Children are the focus for Milton Keynes in £1.4 million weight management contract

Council contract
Council contract

Councils covering Milton Keynes, Bedford Borough, and Central Bedfordshire are set to combine to put the spotlight on children, young people and their families who are at risk of obesity.

The three authorities are working together to award a £1,404,000 (£1.4m) three-year healthy weight service contract, which is due to start on April 1 this year.

Chelmsford-based MoreLife UK, which says on its website that it organises weight loss summer camps, has passed the tests of the three councils to be the preferred provider.

Bedford Borough has taken the lead on weight management services and on managing the contract on behalf of all three authorities.

But all three councils have to agree to the contract which will cost a total of £468,000 per year across the three partner authorities.

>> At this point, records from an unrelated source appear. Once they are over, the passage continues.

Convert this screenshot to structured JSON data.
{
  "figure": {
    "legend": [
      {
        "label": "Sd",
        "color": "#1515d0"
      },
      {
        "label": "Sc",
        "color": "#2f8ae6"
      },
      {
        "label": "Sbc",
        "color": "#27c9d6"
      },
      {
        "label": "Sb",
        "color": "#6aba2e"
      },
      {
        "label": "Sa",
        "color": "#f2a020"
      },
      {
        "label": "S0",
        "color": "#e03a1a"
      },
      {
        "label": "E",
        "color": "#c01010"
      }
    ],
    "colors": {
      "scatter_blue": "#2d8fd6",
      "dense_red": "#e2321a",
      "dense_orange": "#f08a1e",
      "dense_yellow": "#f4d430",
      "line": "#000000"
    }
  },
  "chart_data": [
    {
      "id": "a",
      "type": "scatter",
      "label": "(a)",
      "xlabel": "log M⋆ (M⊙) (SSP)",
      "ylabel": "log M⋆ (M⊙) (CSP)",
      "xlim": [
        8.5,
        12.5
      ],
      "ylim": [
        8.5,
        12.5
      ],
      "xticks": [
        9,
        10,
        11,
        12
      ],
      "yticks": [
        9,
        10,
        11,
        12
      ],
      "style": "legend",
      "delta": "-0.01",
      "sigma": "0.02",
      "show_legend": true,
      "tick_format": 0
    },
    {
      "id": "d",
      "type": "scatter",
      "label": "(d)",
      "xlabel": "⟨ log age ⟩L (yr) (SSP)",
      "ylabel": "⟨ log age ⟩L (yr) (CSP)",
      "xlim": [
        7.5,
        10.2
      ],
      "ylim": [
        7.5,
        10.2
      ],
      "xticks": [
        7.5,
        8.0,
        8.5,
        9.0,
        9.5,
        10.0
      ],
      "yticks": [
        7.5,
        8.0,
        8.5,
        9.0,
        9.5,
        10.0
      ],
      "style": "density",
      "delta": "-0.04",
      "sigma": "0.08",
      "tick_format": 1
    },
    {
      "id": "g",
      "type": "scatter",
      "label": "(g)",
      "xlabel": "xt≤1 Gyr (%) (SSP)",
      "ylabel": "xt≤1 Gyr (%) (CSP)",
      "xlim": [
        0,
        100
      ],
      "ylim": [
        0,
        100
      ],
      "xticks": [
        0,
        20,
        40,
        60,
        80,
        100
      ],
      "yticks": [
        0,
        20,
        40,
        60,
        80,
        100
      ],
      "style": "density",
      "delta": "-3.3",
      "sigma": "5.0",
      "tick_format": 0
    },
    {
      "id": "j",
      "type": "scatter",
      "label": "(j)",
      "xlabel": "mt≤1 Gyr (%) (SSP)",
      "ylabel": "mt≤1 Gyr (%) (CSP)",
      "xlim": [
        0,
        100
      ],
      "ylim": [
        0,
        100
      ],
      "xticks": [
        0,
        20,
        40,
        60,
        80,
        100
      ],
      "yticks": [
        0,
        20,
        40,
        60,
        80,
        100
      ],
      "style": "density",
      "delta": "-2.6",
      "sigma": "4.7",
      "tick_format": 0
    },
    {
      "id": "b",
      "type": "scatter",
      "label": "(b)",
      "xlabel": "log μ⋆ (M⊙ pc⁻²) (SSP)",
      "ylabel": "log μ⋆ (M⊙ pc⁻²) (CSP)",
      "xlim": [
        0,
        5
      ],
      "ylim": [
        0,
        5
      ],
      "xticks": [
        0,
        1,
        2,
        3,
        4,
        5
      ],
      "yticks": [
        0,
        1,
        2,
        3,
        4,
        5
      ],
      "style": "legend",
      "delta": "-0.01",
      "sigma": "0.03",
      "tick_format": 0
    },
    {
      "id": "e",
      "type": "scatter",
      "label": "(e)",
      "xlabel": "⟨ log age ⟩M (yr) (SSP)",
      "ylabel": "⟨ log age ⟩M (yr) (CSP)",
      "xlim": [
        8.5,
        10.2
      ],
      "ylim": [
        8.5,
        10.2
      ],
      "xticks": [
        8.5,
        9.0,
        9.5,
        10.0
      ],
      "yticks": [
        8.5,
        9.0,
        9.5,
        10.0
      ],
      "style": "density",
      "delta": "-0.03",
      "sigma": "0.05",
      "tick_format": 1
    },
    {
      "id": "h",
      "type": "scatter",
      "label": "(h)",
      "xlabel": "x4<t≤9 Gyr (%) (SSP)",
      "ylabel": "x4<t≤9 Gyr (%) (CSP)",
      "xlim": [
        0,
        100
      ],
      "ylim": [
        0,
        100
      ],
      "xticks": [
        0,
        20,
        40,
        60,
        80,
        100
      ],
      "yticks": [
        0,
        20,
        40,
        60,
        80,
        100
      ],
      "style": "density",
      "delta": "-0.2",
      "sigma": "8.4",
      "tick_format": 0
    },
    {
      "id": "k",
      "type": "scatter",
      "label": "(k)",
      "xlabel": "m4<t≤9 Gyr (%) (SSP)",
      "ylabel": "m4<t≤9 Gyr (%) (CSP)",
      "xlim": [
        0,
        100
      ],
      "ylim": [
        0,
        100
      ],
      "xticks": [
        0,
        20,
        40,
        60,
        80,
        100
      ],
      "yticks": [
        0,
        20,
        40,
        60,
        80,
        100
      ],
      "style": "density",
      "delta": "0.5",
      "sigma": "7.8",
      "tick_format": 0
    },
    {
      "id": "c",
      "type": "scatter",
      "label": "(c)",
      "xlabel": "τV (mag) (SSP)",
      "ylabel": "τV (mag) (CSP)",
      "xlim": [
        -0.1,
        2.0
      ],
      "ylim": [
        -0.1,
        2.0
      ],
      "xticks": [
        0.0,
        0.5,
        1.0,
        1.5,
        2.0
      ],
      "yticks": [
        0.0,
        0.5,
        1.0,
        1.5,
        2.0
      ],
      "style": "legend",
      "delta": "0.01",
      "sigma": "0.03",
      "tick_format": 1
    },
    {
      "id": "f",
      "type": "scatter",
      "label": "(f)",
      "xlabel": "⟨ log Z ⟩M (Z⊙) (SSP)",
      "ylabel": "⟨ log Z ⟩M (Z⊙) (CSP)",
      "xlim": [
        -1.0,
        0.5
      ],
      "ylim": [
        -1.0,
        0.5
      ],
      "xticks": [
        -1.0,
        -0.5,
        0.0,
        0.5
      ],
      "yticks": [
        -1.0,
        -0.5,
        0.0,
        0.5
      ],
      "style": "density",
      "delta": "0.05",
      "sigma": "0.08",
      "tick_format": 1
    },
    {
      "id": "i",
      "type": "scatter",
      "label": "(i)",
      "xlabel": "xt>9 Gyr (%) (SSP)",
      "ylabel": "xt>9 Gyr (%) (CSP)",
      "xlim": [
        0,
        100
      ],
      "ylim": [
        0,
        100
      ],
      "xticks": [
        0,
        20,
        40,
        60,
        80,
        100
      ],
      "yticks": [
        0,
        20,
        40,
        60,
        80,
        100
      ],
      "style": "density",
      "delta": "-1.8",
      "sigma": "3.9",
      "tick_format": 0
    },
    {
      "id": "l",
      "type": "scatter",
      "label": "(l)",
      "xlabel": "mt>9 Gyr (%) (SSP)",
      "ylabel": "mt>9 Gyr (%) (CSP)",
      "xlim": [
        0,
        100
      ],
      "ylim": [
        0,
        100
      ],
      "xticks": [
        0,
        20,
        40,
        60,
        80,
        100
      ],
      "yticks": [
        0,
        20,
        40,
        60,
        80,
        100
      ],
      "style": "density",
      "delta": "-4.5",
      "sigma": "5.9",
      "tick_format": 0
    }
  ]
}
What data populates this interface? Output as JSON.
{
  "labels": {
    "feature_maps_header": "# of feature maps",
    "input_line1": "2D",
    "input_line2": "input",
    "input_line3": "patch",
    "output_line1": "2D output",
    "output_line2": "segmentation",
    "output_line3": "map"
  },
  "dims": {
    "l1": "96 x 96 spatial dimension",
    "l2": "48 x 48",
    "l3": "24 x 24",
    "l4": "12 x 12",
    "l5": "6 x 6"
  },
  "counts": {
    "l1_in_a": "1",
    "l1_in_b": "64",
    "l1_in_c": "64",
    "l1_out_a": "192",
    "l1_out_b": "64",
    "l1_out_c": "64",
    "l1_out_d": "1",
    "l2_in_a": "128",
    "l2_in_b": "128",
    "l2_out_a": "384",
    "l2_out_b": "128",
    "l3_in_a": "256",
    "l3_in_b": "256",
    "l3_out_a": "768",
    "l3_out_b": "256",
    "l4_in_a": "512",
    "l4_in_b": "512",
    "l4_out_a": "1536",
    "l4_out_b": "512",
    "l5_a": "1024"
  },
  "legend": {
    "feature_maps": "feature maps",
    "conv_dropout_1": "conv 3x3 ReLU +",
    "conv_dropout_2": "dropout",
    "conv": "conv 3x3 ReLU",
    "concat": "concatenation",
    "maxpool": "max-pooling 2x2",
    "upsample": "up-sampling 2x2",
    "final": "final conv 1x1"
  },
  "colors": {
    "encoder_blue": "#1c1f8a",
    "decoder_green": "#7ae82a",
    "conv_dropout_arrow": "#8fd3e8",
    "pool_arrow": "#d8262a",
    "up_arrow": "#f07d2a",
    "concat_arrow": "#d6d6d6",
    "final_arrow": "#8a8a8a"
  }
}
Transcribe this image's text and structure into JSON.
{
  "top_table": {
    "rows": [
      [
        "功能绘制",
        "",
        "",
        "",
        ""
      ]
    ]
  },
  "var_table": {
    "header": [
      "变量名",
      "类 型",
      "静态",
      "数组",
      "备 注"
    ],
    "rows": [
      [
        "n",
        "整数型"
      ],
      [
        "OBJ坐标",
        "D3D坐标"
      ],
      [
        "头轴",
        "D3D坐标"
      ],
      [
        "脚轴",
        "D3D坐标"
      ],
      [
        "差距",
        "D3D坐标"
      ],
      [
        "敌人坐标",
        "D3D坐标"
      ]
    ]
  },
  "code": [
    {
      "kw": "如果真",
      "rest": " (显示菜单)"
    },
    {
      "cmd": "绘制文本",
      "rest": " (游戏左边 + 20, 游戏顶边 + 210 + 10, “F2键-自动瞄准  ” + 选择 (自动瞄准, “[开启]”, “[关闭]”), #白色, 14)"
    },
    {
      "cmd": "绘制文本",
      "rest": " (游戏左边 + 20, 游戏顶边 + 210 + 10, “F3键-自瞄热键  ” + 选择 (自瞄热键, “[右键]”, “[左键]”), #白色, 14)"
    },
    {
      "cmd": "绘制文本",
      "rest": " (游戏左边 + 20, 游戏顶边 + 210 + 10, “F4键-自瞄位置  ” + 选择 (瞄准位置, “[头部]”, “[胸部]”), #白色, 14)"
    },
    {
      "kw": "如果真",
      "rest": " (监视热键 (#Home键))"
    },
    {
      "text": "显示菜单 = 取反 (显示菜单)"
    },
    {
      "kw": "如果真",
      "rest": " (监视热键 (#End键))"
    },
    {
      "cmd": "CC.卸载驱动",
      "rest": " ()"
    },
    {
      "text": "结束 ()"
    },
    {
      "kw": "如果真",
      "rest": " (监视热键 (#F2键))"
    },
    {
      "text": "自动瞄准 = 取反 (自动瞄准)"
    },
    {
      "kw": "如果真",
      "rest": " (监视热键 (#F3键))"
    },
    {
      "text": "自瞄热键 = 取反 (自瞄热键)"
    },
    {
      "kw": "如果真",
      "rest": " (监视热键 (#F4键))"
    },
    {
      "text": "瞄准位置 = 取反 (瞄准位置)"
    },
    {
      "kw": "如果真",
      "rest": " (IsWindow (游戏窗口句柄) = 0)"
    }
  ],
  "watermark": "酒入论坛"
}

The Milton Keynes Council annual contribution over three years will be £193,200. This compares to the current cost of services in MK of £218,000, saving the council £74,400 over the three-year period of the contract.

Now Councillor Hannah O’Neill, the Milton Keynes cabinet member for health and wellbeing, is set to decide this evening (Tuesday) whether to go ahead. The Milton Keynes contribution over the three years will be £579,600.

In a report to Cllr O’Neill, Laura Waller, Bedford’s senior officer excess weight, says: “The new service will have a greater focus on children, young people and their families and will include a reduced targeted offer for adults.” It will combine prevention with weight management services.

In Milton Keynes the new service will be commissioned to provide a service for mums and a focus on children and young people in schools, early years and primary care.

Its aim is to make it easier for children and young people to eat well and become more active and reducing the risk of heart disease, cancer and stroke through increasing healthy living activities.

There will also be a focus on supporting residents in more deprived areas and adults who are likely to gain the greatest benefit from losing weight.